Queenslanders will face ongoing mask and vaccine mandates with authorities taking a cautious approach to lifting restrictions.
Chief health officer Dr Gerard on Tuesday expressed concern over how the virus could spread during winter.
He said masks and vaccination requirements would remain mandatory in indoor settings.
“We‘re not having an active discussion to remove (masks) at this stage,” Dr Gerrard told reporters.
“Not until we‘re very clear where this epidemic is going because we don’t yet know yet.”
Health authorities believe high infections rates among people in their 20s could offer protection for the wider community.
Recovered Covid patients’ immunity, along with high vaccination rates are boosters have also sparked hope about the future.
“I‘m a glass half-full kind of person – but anything could happen,” Dr Gerard said.
Queensland has recorded 5178 new cases and 12 more Covid deaths, taking the state’s toll to 308 throughout the pandemic.
Dr Gerrard said people ranging from their 30s to their 90s died as he announced the latest figures.
“One person in their 30s – I have to say this was a somewhat unusual case and it‘s not clear to what extent Covid played a part in this person’s death” he said.
Dr Gerrard said deaths of young people dying of Covid are rare and unexpected.
Of the 12 deaths, one person had received a booster vaccine, three people were unvaccinated and 12 were aged care residents.
Nine per cent of people the 160 people who have died in aged care in Queensland have received boosters.
A total of 663 Covid patients remain in hospital, 42 of them in intensive care.

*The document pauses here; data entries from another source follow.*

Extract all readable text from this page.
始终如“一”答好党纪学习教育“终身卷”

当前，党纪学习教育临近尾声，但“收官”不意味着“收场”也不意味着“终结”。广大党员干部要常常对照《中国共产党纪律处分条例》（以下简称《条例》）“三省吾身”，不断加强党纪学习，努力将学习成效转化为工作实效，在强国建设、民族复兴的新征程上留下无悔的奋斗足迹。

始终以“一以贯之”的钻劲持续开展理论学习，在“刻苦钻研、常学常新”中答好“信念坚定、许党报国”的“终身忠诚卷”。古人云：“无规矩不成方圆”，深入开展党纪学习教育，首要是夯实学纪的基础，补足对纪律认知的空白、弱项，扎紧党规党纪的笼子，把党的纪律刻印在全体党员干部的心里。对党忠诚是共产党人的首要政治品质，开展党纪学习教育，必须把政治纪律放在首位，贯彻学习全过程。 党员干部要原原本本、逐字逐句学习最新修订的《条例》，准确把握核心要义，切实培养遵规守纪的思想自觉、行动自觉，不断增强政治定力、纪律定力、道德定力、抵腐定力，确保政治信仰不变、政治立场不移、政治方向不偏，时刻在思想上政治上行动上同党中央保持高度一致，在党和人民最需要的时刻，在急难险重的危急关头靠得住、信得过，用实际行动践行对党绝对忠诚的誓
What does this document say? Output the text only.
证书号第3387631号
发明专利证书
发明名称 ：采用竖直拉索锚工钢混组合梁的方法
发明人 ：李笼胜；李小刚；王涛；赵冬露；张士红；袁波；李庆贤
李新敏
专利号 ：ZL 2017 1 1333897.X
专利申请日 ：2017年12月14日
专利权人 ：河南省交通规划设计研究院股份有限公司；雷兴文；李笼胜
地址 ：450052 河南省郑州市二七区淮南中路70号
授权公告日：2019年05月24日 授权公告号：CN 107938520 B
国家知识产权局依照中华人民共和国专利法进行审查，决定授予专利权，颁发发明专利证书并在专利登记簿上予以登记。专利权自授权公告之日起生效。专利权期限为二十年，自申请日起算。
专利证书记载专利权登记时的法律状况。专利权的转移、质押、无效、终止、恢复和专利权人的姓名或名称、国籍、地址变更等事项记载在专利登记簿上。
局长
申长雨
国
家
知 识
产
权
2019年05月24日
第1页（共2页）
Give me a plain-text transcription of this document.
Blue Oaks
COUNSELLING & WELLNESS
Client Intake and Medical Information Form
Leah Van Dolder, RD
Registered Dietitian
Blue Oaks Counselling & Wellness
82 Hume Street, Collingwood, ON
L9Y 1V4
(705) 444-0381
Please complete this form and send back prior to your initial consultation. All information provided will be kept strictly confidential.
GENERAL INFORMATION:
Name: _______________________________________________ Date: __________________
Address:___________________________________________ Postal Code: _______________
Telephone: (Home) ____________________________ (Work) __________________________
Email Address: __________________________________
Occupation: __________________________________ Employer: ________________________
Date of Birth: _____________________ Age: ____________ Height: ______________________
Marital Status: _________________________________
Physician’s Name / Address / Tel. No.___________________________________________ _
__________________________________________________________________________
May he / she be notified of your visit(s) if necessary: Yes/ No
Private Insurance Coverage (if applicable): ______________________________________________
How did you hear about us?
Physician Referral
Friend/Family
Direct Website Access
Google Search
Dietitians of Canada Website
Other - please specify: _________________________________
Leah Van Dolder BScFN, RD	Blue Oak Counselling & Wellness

Twenty-two patients are on ventilators.
There were 3207 rapid antigen tests recorded in the past 24-hour as the reporting period.
Queensland Health Minister Yvette D’Ath said the state had overcome its Covid infection peak after a case explosion over the past month.
“We are coming down ofxjmtzywf the peak now,” she said.
“All of the data that we have and the modelling that we have seen, it appears that we hit our peak on the fourth of February.”
Queenslanders will no longer have to check into venues following the state government’s announcement to scrap the contact tracing app for businesses that are not covered under vaccine mandates.
Fewer Queenslanders had been using the check-in app, with health professionals and local councils criticising it as redundant.
Businesses such as bars, clubs, and pubs will still use the app to check vaccine status.